While the lobby is more grand than ever before, the reboot is also a tale of a dramatic downsizing. The hotel’s room count was reduced from 102 to 80, giving Polizzi the freedom to reconfigure four Grand View suites, each of which is a stunner of a #RoomWithAView.

The new Presidential Suite, a palatial top-floor ensemble of light colors and marbles, hand-painted dendritic wallpaper, handcrafted furnishings from Italian brands (including Chelini Firenze and C&C Milano), and curious vintage knick knacks that Polizzi handpicked at Florence’s Mercato dei Pulci. And then there’s the Panoramic suite, a duplex pied-à-terre, that sits eye-level to Brunelleschi’s dome.

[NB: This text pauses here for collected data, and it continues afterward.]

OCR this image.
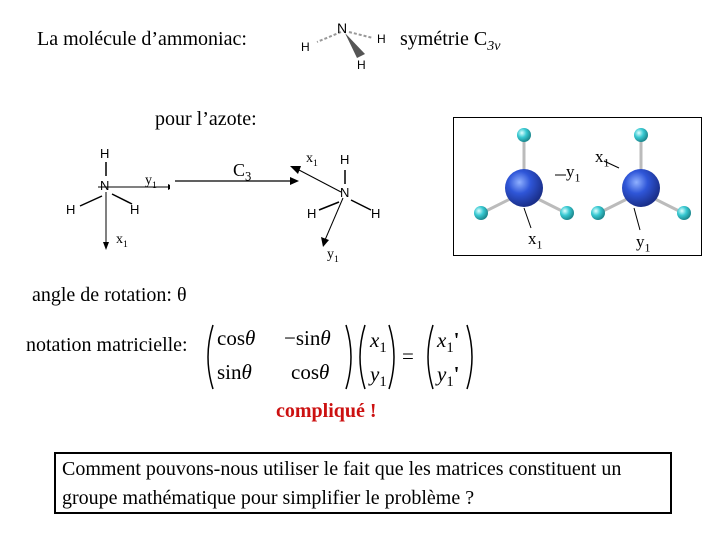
La molécule d’ammoniac:	N
H
H
H
symétrie $C_{3v}$
pour l’azote:
H
N
H	H
$y_1$
$x_1$
$C_3$
H
N
H	H
$x_1$
$y_1$
$y_1$
$x_1$
$x_1$
$y_1$
angle de rotation: θ
notation matricielle: cosθ −sinθ
sinθ cosθ
$x_1$
$y_1$
=
$x_1'$
$y_1'$
compliqué !
Comment pouvons-nous utiliser le fait que les matrices constituent un groupe mathématique pour simplifier le problème ?
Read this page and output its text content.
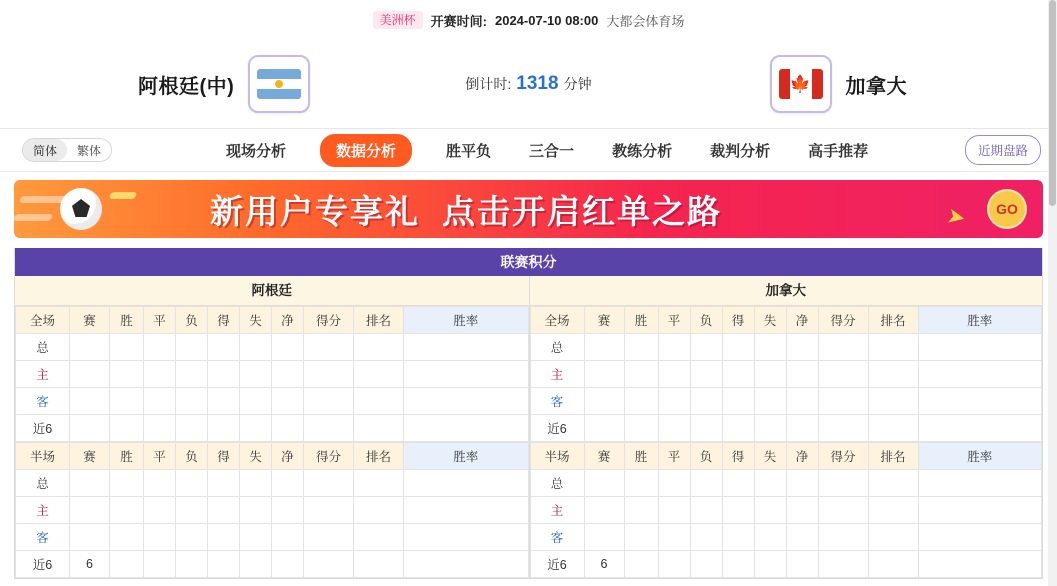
美洲杯	开赛时间: 2024-07-10 08:00 大都会体育场
阿根廷(中)	倒计时: 1318 分钟	🍁 加拿大
简体	繁体	现场分析	数据分析	胜平负	三合一	教练分析	裁判分析	高手推荐	近期盘路
新用户专享礼 点击开启红单之路	➤	GO
联赛积分
阿根廷
全场	赛	胜	平	负	得	失	净	得分	排名	胜率
总										
主										
客										
近6										
半场	赛	胜	平	负	得	失	净	得分	排名	胜率
总										
主										
客										
近6	6									
加拿大
全场	赛	胜	平	负	得	失	净	得分	排名	胜率
总										
主										
客										
近6										
半场	赛	胜	平	负	得	失	净	得分	排名	胜率
总										
主										
客										
近6	6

“The Savoy is reflection of the personality of the city,” says Polizzi. “Florence is fun—she’s the whimsical, naughty, younger sister of Rome.”

As for that Pucci scarf that started the story, its image is now printed—in blue and fuchsia—on the tabletops of Irene, the Savoy’s terrace cafe on Piazza della Repubblica, which is the place for people watching in the city. So while the new lobby and new suites are grand, that’s where we’ll be enjoying the view this spring.